Observe the bivalve shells on display. Familiarize yourself with the dorsal and ventral orientation and muscle scars on the inside of the shells. What are their functions? Notice that species that burrow into substrata have wedge-shaped shells that are more easily pulled into sand by a digging foot. Examine a live clam for the pair of siphonal openings at the posterior end. The siphons are formed from mantle tissue and are continuous with the lining of the mantle cavity. They carry water into and out of the mantle cavity.

(B) Filter-feeding with a ctenidium

Open the shells of a living mussel. Place the mussel in a dish of sea water. Find the large ctenidia, reduced foot (why reduced in the mussel?) and compressed viscera. Bivalve molluscs are filter-feeders. The ciliated ctenidia with its current-producing ability preadapted bivalves to use gills not only for respiration but to trap food suspended in water carried in by the respiratory current. Water enters the incurrent or ventral siphon, passes through the gills where suspended food is trapped on the gill surface, and ultimately exits the dorsal or excurrent siphon. A healthy mussel can filter several liters of water per hour. Imagine what a whole clam bed or mussel clump can do in a day. In a year! No wonder marine animals produce so many larvae - think how many are lost to these filter-feeders.

What happens to the trapped food? The cilia on the mussel's ctenidia are organized in complicated tracks. Obtain some suspended carmine (dye) particles in a dropper and squirt a few drops near the mantle cavity. Wait a few minutes and view the gills with your dissecting microscope. Note the red carmine particles bound in mucous strings and being carried anteriorly along the margins of the gills toward the sorting palps and ultimately into the mouth. Ask your instructor how the bivalve pulls the mucous-food strand into its mouth.

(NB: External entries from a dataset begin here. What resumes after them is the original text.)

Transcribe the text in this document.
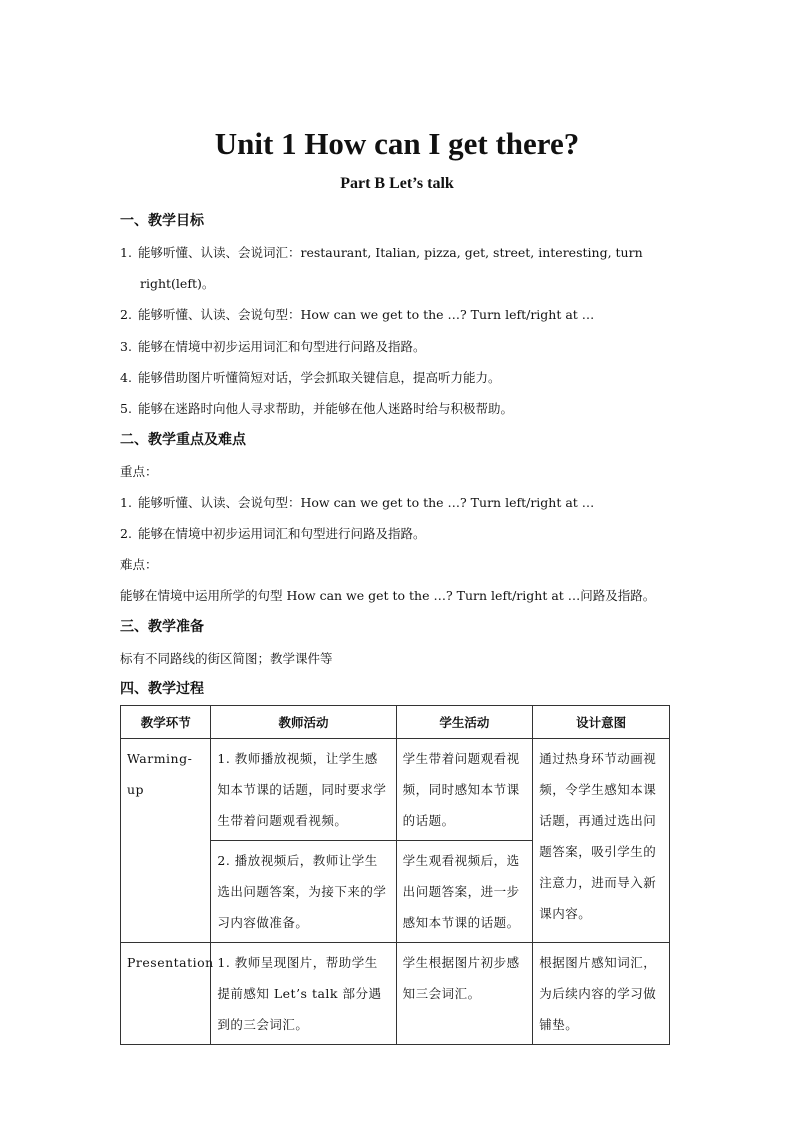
Unit 1 How can I get there?
Part B Let’s talk
一、教学目标
1. 能够听懂、认读、会说词汇：restaurant, Italian, pizza, get, street, interesting, turn
right(left)。
2. 能够听懂、认读、会说句型：How can we get to the …? Turn left/right at …
3. 能够在情境中初步运用词汇和句型进行问路及指路。
4. 能够借助图片听懂简短对话，学会抓取关键信息，提高听力能力。
5. 能够在迷路时向他人寻求帮助，并能够在他人迷路时给与积极帮助。
二、教学重点及难点
重点：
1. 能够听懂、认读、会说句型：How can we get to the …? Turn left/right at …
2. 能够在情境中初步运用词汇和句型进行问路及指路。
难点：
能够在情境中运用所学的句型 How can we get to the …? Turn left/right at …问路及指路。
三、教学准备
标有不同路线的街区简图；教学课件等
四、教学过程
教学环节	教师活动	学生活动	设计意图
Warming-up	1. 教师播放视频，让学生感知本节课的话题，同时要求学生带着问题观看视频。	学生带着问题观看视频，同时感知本节课的话题。	通过热身环节动画视频，令学生感知本课话题，再通过选出问题答案，吸引学生的注意力，进而导入新课内容。
	2. 播放视频后，教师让学生选出问题答案，为接下来的学习内容做准备。	学生观看视频后，选出问题答案，进一步感知本节课的话题。	
Presentation	1. 教师呈现图片，帮助学生提前感知 Let’s talk 部分遇到的三会词汇。	学生根据图片初步感知三会词汇。	根据图片感知词汇，为后续内容的学习做铺垫。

That is how a bivalve mollusc feeds. It has abandoned the radula and motile existence to become a sedentary or sessile filter-feeder. Have they been successful? There are 20,000 extant species of bivalves. Although chiefly marine, there are freshwater members. In the sea bivalves occur in virtually every soft-sediment habitat from intertidal mud flats to deep ocean. They have also invaded rock, wood, coral and shells of other animals. Many also live openly on the surface like mussels and oysters, attached by stout threads or cemented to the hard bottom. Some, like scallops, move about freely using their mantle cavity as a jet-propulsion chamber. Not bad for no head!